Men’s downhill, Kitzbuehel, Austria, Jan. 21, 2006. … It is the 23rd race of the men’s 34 race, four combined World Cup schedule and the seventh of 10 scheduled downhills. … It is the second of a four-race set at Kitzbuehel and the 66th annual Hahnenkamm.

It is the ninth career win for Michael Walchhofer. … His sixth in DH. … His third win of the season, second in DH. … It is his first DH win at Kitzbuehel. … He owns five of the last 10 Austrian DH wins (men and women). … He is the defending World Cup DH champion.

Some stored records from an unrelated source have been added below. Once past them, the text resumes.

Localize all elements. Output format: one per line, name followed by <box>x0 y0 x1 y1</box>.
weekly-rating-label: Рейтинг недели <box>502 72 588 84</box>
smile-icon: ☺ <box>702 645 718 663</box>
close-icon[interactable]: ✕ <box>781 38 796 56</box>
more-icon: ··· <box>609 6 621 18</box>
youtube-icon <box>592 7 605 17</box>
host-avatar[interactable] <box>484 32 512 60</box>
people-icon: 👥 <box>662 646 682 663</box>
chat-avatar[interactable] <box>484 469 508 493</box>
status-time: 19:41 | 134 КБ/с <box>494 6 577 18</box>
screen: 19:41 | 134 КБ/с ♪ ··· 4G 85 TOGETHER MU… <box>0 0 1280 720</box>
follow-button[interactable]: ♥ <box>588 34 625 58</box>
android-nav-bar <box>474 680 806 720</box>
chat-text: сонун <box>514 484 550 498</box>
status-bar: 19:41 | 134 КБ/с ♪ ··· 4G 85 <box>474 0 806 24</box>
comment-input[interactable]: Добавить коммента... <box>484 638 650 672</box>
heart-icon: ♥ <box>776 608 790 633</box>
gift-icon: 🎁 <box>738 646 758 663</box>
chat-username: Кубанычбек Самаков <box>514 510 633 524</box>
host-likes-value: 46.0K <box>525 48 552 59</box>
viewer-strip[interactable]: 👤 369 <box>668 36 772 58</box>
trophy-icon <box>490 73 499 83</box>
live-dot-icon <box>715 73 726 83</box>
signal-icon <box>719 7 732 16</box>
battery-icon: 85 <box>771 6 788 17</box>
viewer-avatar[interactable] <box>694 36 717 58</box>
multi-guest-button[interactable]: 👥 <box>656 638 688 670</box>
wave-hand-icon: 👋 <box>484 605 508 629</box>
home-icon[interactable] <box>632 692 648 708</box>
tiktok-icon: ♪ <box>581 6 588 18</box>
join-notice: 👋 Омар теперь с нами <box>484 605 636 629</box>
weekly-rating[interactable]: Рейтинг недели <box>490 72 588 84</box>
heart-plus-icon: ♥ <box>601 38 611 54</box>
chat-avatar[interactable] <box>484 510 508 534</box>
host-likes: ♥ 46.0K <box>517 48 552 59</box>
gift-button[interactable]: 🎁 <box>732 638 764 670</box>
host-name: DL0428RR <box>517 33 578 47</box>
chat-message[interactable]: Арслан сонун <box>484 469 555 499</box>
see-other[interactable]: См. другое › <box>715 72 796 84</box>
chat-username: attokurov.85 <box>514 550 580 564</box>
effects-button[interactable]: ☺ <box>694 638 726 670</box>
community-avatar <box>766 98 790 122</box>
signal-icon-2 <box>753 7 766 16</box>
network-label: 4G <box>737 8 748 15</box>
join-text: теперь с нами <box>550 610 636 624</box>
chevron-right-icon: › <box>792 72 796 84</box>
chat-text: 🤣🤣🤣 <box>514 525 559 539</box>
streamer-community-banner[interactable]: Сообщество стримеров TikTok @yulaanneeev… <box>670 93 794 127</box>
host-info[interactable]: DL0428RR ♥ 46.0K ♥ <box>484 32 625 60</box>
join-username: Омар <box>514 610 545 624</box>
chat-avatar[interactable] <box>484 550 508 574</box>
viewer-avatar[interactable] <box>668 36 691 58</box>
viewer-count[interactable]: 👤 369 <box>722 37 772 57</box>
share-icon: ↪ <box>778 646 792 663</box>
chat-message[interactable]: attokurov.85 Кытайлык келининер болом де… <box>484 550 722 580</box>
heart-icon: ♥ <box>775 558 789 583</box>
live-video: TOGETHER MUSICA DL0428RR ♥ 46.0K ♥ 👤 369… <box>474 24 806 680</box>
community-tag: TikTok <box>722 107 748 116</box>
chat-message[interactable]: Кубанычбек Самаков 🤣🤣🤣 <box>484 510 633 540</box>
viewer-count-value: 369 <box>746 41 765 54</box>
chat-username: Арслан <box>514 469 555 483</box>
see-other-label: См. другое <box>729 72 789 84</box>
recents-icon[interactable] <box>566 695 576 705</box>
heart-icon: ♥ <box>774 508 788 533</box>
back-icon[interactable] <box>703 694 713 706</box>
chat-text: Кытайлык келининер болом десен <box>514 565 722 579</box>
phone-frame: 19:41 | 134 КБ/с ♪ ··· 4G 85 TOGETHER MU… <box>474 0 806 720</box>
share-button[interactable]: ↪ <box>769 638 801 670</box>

It is the 12th career podium for Marco Buechel. … The fourth in DH. … It is his third podium of the season, all in DH. … He had been never been better than ninth in Kitzbuehel in DH previously. … He had been fourth in SG (Jan. 21, 2000).

It is the 27th career podium for Daron Rahlves. … The 20th in DH. … It is his sixth podium for the season. … The fourth in DH with the other three all wins. … It is his seventh career podium at Kitzbuehel including the DH win (Jan. 25, 2003) and the SG win (Jan. 23, 2004). … That leads U.S. history, which now totals 18 podiums, including Phil Mahre’s six (all in slalom and combined).

It is the 55th career top-four placing for Bode Miller. … His 10th top four in DH. … He has now been top four at Kitzbuehel in DH, SL and CMB. … His previous best in DH at Kitzbuehel had been seventh (Jan. 22, 2004). … It is the fifth career top five for Erik Guay. … Fourth of the season. … Third in DH. … He had never raced at Kitzbuehel previously. … It is the best Canadian result at Kitzbuehel since Ed Podivinsky was fourth Jan. 14, 1995. … Marco Sullivan tied his second-best career World Cup result. … It is the fourth time he has finished 14th in a Cup race. … It is his best of three scoring results this season. … He missed the 2004 and 2005 seasons to injury. … It is the third-best result of the season for Scott Macartney. … He was also seventh in SG and 11th DH, both at Val Gardena in December. … It is the seventh scoring result of the season for Steven Nyman. … Fourth in DH. … Justin Johnson missed scoring a point by three-hundredths of a second.

Benjamin Raich (tied for 10th in race) maintains the World Cup overall standings lead 732-704 over Walchhofer, with Rahlves in third at 689 and Miller fourth at 595. … Walchhofer holds the DH standings lead 472-415 over Fritz Strobl (disqualification). … Rahlves is third at 390 with Buechel fourth at 360 and Miller fifth at 260. … Winning margin is five-hundredths of a second. … Top eight are within a second. … Top 21 within two seconds.